Escrito por Renato Françoso Filho*
O médico vive uma crise de identidade. Vamos aos fatos: a Constituição de 1988 assegura, a toda a população brasileira, acesso integral aos cuidados com a saúde. Dito de outra forma, o Estado brasileiro assegura que nenhum cidadão pode deixar de ter médicos à sua disposição.
Ocorre que só se esqueceram de combinar com os profissionais da medicina, de os contratar, de lhes dar condições adequadas de trabalho, de reciclagem de conhecimento, além de honorários justos. Lamentável, ainda, é o fato de que criaram inúmeras categorias de médicos para prestar assistência aos usuários do Sistema Único de Saúde (SUS), que, aliás, nem ao menos é único.
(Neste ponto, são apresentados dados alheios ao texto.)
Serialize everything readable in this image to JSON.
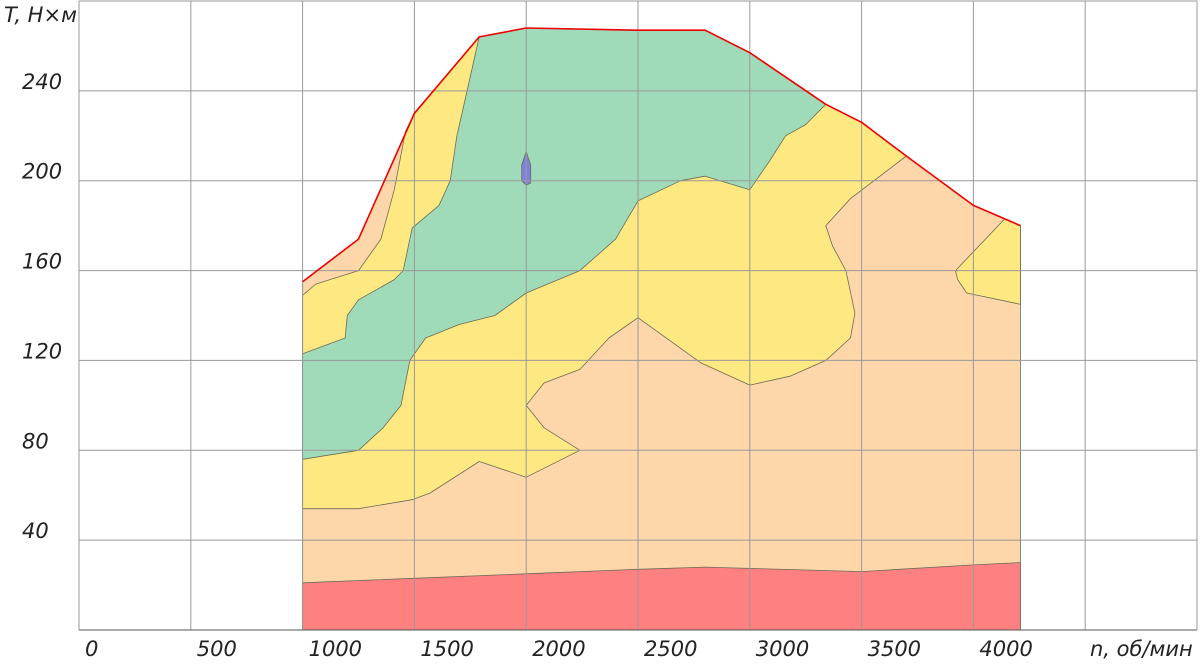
{
  "chart_data": {
    "type": "region-map",
    "xlabel": "n, об/мин",
    "ylabel": "T, Н×м",
    "xlim": [
      0,
      5000
    ],
    "ylim": [
      0,
      280
    ],
    "xticks": [
      0,
      500,
      1000,
      1500,
      2000,
      2500,
      3000,
      3500,
      4000,
      {
        "value": 4500,
        "label": null
      }
    ],
    "yticks": [
      40,
      80,
      120,
      160,
      200,
      240
    ],
    "grid": true,
    "series": [
      {
        "kind": "area",
        "color": "#fdd6aa",
        "x": [
          1000,
          1250,
          1500,
          1790,
          2000,
          2500,
          2800,
          3000,
          3340,
          3500,
          3700,
          4000,
          4210,
          4210,
          1000
        ],
        "y": [
          155,
          174,
          230,
          264,
          268,
          267,
          267,
          257,
          234,
          226,
          211,
          189,
          180,
          0,
          0
        ]
      },
      {
        "kind": "area",
        "color": "#fde882",
        "x": [
          1000,
          1250,
          1490,
          1570,
          1790,
          2000,
          2240,
          2080,
          2000,
          2080,
          2240,
          2370,
          2500,
          2780,
          3000,
          3180,
          3340,
          3450,
          3470,
          3430,
          3370,
          3340,
          3450,
          3700,
          3500,
          3340,
          3000,
          2800,
          2500,
          2000,
          1790,
          1500,
          1460,
          1410,
          1350,
          1250,
          1060,
          1000
        ],
        "y": [
          54,
          54,
          58,
          61,
          75,
          68,
          80,
          90,
          100,
          110,
          116,
          130,
          139,
          119,
          109,
          113,
          120,
          130,
          141,
          160,
          171,
          180,
          192,
          211,
          226,
          234,
          257,
          267,
          267,
          268,
          264,
          230,
          222,
          196,
          174,
          160,
          154,
          149
        ]
      },
      {
        "kind": "area",
        "color": "#fde882",
        "x": [
          3920,
          4140,
          4210,
          4210,
          3970,
          3930
        ],
        "y": [
          160,
          183,
          180,
          145,
          150,
          156
        ]
      },
      {
        "kind": "area",
        "color": "#9fdbb8",
        "x": [
          1000,
          1250,
          1360,
          1440,
          1480,
          1550,
          1700,
          1860,
          2000,
          2240,
          2400,
          2500,
          2690,
          2800,
          3000,
          3090,
          3160,
          3250,
          3340,
          3000,
          2800,
          2500,
          2000,
          1790,
          1740,
          1690,
          1660,
          1610,
          1490,
          1450,
          1410,
          1250,
          1200,
          1190,
          1000
        ],
        "y": [
          76,
          80,
          90,
          100,
          120,
          130,
          136,
          140,
          150,
          160,
          174,
          191,
          200,
          202,
          196,
          209,
          220,
          225,
          234,
          257,
          267,
          267,
          268,
          264,
          242,
          220,
          200,
          189,
          179,
          160,
          156,
          147,
          140,
          130,
          123
        ]
      },
      {
        "kind": "area",
        "color": "#8080e0",
        "x": [
          2000,
          2020,
          2020,
          2000,
          1980,
          1980
        ],
        "y": [
          213,
          207,
          199,
          198,
          200,
          207
        ]
      },
      {
        "kind": "area",
        "color": "#ff8080",
        "x": [
          1000,
          1500,
          2000,
          2500,
          2800,
          3500,
          4000,
          4210,
          4210,
          1000
        ],
        "y": [
          21,
          23,
          25,
          27,
          28,
          26,
          29,
          30,
          0,
          0
        ]
      },
      {
        "kind": "line",
        "color": "#ee0000",
        "x": [
          1000,
          1250,
          1500,
          1790,
          2000,
          2500,
          2800,
          3000,
          3340,
          3500,
          3700,
          4000,
          4210
        ],
        "y": [
          155,
          174,
          230,
          264,
          268,
          267,
          267,
          257,
          234,
          226,
          211,
          189,
          180
        ]
      }
    ]
  }
}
Não me posiciono contra o SUS; ao contrário, sou seu ardoroso defensor, na medida em que é o mais abrangente e mais amplo sistema de atendimento público do mundo. A questão é que o SUS só se torna factível porque somos nós, os médicos, quem nos sacrificamos para que ele exista.
Somos nós, os médicos, que atendemos a população, simplesmente porque temos compromisso social. Porque acreditamos na grandeza de nossa função, submetemo-nos a toda a sorte de exploração. Assim, somos usados para realizar mutirões (hérnia, cataratas, próstatas, etc.) e até como massa de manobra para promover vereadores, prefeitos e governadores.
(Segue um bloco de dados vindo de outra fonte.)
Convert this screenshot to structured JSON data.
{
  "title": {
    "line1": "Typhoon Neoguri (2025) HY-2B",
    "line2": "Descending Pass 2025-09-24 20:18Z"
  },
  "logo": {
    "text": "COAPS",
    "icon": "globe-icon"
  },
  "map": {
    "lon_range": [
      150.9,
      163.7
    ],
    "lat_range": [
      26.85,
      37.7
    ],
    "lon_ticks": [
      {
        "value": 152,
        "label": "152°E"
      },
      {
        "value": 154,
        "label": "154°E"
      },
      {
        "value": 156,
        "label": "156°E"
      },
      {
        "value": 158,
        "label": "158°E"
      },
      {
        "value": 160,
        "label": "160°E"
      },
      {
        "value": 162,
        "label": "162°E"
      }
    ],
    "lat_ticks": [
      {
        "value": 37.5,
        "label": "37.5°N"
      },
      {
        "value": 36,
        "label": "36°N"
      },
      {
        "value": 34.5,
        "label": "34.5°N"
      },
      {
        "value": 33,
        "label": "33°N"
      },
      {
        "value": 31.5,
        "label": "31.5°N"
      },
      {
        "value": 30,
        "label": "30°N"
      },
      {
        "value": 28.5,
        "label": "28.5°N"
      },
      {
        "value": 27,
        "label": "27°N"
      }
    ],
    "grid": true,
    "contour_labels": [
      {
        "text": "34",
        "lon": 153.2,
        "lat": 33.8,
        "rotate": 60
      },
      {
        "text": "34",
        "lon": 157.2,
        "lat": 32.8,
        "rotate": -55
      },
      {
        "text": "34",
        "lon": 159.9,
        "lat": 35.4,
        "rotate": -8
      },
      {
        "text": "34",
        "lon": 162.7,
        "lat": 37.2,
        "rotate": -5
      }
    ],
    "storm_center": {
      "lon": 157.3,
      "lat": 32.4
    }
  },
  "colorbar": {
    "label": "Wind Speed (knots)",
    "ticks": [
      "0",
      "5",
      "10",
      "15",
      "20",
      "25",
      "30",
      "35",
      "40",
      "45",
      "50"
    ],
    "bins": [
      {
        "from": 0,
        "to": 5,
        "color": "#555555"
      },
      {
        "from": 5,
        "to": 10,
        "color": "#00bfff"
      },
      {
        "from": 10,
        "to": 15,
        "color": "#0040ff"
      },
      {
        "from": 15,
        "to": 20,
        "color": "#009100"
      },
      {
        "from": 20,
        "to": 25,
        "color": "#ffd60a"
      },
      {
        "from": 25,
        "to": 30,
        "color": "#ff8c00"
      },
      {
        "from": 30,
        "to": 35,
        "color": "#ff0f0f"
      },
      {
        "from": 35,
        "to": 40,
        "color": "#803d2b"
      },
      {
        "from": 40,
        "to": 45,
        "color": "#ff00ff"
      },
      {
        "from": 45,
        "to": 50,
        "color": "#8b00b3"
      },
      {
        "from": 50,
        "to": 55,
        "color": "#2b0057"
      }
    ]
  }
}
Somos, ainda, usados para ocupar postos de saúde na periferia, que funcionam sem equipamentos, sem pessoal técnico, sem segurança. Ficamos expostos a todos os tipos de desrespeito e humilhações, muitas vezes chefiados por profissional não médico, que se ufana em nos ter subalternos.
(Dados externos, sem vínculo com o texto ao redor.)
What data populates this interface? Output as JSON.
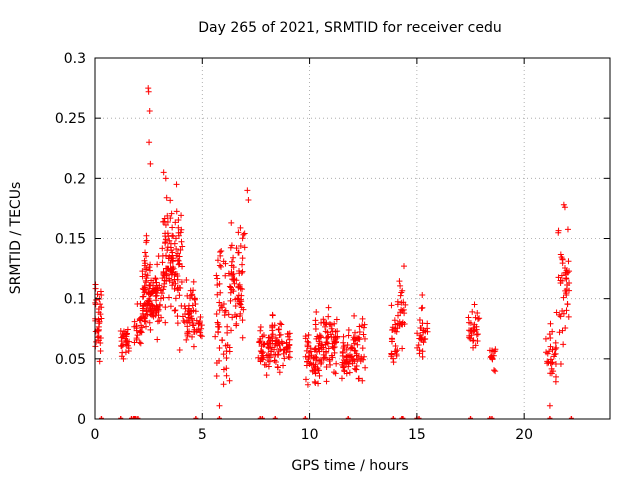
{
  "chart_data": {
    "type": "scatter",
    "title": "Day 265 of 2021, SRMTID for receiver cedu",
    "xlabel": "GPS time / hours",
    "ylabel": "SRMTID / TECUs",
    "xlim": [
      0,
      24
    ],
    "ylim": [
      0,
      0.3
    ],
    "grid": true,
    "marker": "+",
    "color": "#ff0000",
    "xticks": [
      {
        "value": 0,
        "label": "0"
      },
      {
        "value": 5,
        "label": "5"
      },
      {
        "value": 10,
        "label": "10"
      },
      {
        "value": 15,
        "label": "15"
      },
      {
        "value": 20,
        "label": "20"
      }
    ],
    "yticks": [
      {
        "value": 0,
        "label": "0"
      },
      {
        "value": 0.05,
        "label": "0.05"
      },
      {
        "value": 0.1,
        "label": "0.1"
      },
      {
        "value": 0.15,
        "label": "0.15"
      },
      {
        "value": 0.2,
        "label": "0.2"
      },
      {
        "value": 0.25,
        "label": "0.25"
      },
      {
        "value": 0.3,
        "label": "0.3"
      }
    ],
    "clusters": [
      {
        "x": [
          0.0,
          0.3
        ],
        "y": [
          0.04,
          0.13
        ],
        "n": 35
      },
      {
        "x": [
          1.2,
          1.6
        ],
        "y": [
          0.04,
          0.09
        ],
        "n": 30
      },
      {
        "x": [
          1.8,
          2.2
        ],
        "y": [
          0.05,
          0.1
        ],
        "n": 25
      },
      {
        "x": [
          2.2,
          2.6
        ],
        "y": [
          0.05,
          0.16
        ],
        "n": 70
      },
      {
        "x": [
          2.6,
          3.1
        ],
        "y": [
          0.06,
          0.14
        ],
        "n": 60
      },
      {
        "x": [
          3.1,
          3.6
        ],
        "y": [
          0.06,
          0.21
        ],
        "n": 70
      },
      {
        "x": [
          3.6,
          4.1
        ],
        "y": [
          0.05,
          0.2
        ],
        "n": 55
      },
      {
        "x": [
          4.1,
          4.7
        ],
        "y": [
          0.05,
          0.13
        ],
        "n": 50
      },
      {
        "x": [
          4.7,
          5.0
        ],
        "y": [
          0.06,
          0.09
        ],
        "n": 15
      },
      {
        "x": [
          5.6,
          6.3
        ],
        "y": [
          0.01,
          0.16
        ],
        "n": 55
      },
      {
        "x": [
          6.3,
          7.0
        ],
        "y": [
          0.04,
          0.19
        ],
        "n": 65
      },
      {
        "x": [
          7.6,
          8.2
        ],
        "y": [
          0.03,
          0.09
        ],
        "n": 45
      },
      {
        "x": [
          8.2,
          8.7
        ],
        "y": [
          0.03,
          0.1
        ],
        "n": 40
      },
      {
        "x": [
          8.7,
          9.1
        ],
        "y": [
          0.04,
          0.08
        ],
        "n": 25
      },
      {
        "x": [
          9.8,
          10.3
        ],
        "y": [
          0.02,
          0.09
        ],
        "n": 45
      },
      {
        "x": [
          10.3,
          10.8
        ],
        "y": [
          0.02,
          0.1
        ],
        "n": 50
      },
      {
        "x": [
          10.8,
          11.3
        ],
        "y": [
          0.03,
          0.1
        ],
        "n": 40
      },
      {
        "x": [
          11.5,
          12.0
        ],
        "y": [
          0.03,
          0.08
        ],
        "n": 40
      },
      {
        "x": [
          12.0,
          12.6
        ],
        "y": [
          0.02,
          0.1
        ],
        "n": 45
      },
      {
        "x": [
          13.8,
          14.1
        ],
        "y": [
          0.03,
          0.1
        ],
        "n": 25
      },
      {
        "x": [
          14.1,
          14.5
        ],
        "y": [
          0.05,
          0.13
        ],
        "n": 25
      },
      {
        "x": [
          15.0,
          15.5
        ],
        "y": [
          0.04,
          0.1
        ],
        "n": 30
      },
      {
        "x": [
          17.4,
          17.9
        ],
        "y": [
          0.05,
          0.1
        ],
        "n": 30
      },
      {
        "x": [
          18.4,
          18.7
        ],
        "y": [
          0.03,
          0.07
        ],
        "n": 15
      },
      {
        "x": [
          21.0,
          21.5
        ],
        "y": [
          0.01,
          0.09
        ],
        "n": 30
      },
      {
        "x": [
          21.5,
          22.1
        ],
        "y": [
          0.04,
          0.18
        ],
        "n": 45
      }
    ],
    "outliers": [
      {
        "x": 2.48,
        "y": 0.275
      },
      {
        "x": 2.5,
        "y": 0.272
      },
      {
        "x": 2.55,
        "y": 0.256
      },
      {
        "x": 2.52,
        "y": 0.23
      },
      {
        "x": 2.58,
        "y": 0.212
      },
      {
        "x": 3.2,
        "y": 0.205
      },
      {
        "x": 3.3,
        "y": 0.2
      },
      {
        "x": 3.8,
        "y": 0.195
      },
      {
        "x": 7.1,
        "y": 0.19
      },
      {
        "x": 7.15,
        "y": 0.182
      },
      {
        "x": 21.85,
        "y": 0.178
      },
      {
        "x": 21.9,
        "y": 0.176
      },
      {
        "x": 6.35,
        "y": 0.163
      },
      {
        "x": 14.4,
        "y": 0.127
      },
      {
        "x": 15.25,
        "y": 0.103
      },
      {
        "x": 5.8,
        "y": 0.011
      },
      {
        "x": 21.2,
        "y": 0.011
      }
    ],
    "baseline_x": [
      0.3,
      1.2,
      1.7,
      1.8,
      1.85,
      1.9,
      2.0,
      4.7,
      5.8,
      7.7,
      7.8,
      8.4,
      9.8,
      11.8,
      13.9,
      14.3,
      14.35,
      15.0,
      15.1,
      17.5,
      18.4,
      18.5,
      21.2,
      22.2
    ]
  }
}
Há, também, aquele médico sem vínculo algum com o sistema público de saúde. Ele só é um realizador de ações de saúde, mas, legalmente, ninguém toma conhecimento de sua prestação de serviços, exceto quando se busca culpar alguém por morte, por resultado adverso ou falha do sistema. Aí, sim, temos o chamado boi de piranha; o responsável: é o Doutor!
É uma figura fantasma para o SUS, porque não tem registro, não tem fundo de garantia, férias, 13º salário e nem mesmo salário. Só recebe por atos praticados, pelas cirurgias, visitas, consultas, atendimentos. E recebe valores aviltantes, via hospital. Nem para sua conta bancária vai o mísero dinheiro, segue para as contas de Santas Casas, de hospitais filantrópicos e mesmo de hospitais particulares que mantêm convênio com o Sistema Único. Sabe lá Deus quando este dinheiro irá para seu legítimo merecedor, o médico. Depende da vontade do diretor do hospital, da condição financeira e das dívidas das instituições, e assim por diante. Muitas vezes, o profissional nem vê a cor do honorário que lhe é devido.
No entanto, o atendimento é feito, a cirurgia realizada, o cidadão sente-se satisfeito com nosso trabalho. Esse, aliás, é o único detalhe positivo; a satisfação dos cidadãos. Mas nós, os médicos, não somos empregados, não temos vínculo legal, nem com o SUS, nem com o Estado (seja federal, estadual ou municipal) e, muito menos, com o hospital.
Porém, cobram-nos, todos estes maus patrões, como se fôssemos, de fato, seus empregados; exigem dedicação, competência, responsabilidade e disponibilidade imediata. Como paga? A sensação do dever cumprido! Precisamos mudar imediatamente este panorama. O médico deve ter seu trabalho reconhecido. Temos de definir se somos liberais (com todos os bônus e ônus) ou empregados dos SUS (também com ônus e bônus). Neste caso, temos de receber pelo que fazemos diretamente em nossas contas, sem intermediários, e valores justos, não míseras esmolas!
É mister dizer à sociedade que quem cuida da saúde somos nós, com o nosso trabalho, nossa dedicação e nosso conhecimento. Amamos o que fazemos, mas exigimos respeito. Queremos e devemos ter condições de trabalho e remuneração justa.
Não podemos continuar a viver crises existenciais sem saber, efetivamente, o que é que somos no universo do Sistema Único de Saúde. Vamos lutar pelo SUS, mas a sociedade tem de saber que existimos e somos, nós médicos, quem viabilizamos a sua existência.
* É diretor de Comunicação da Associação Paulista de Medicina.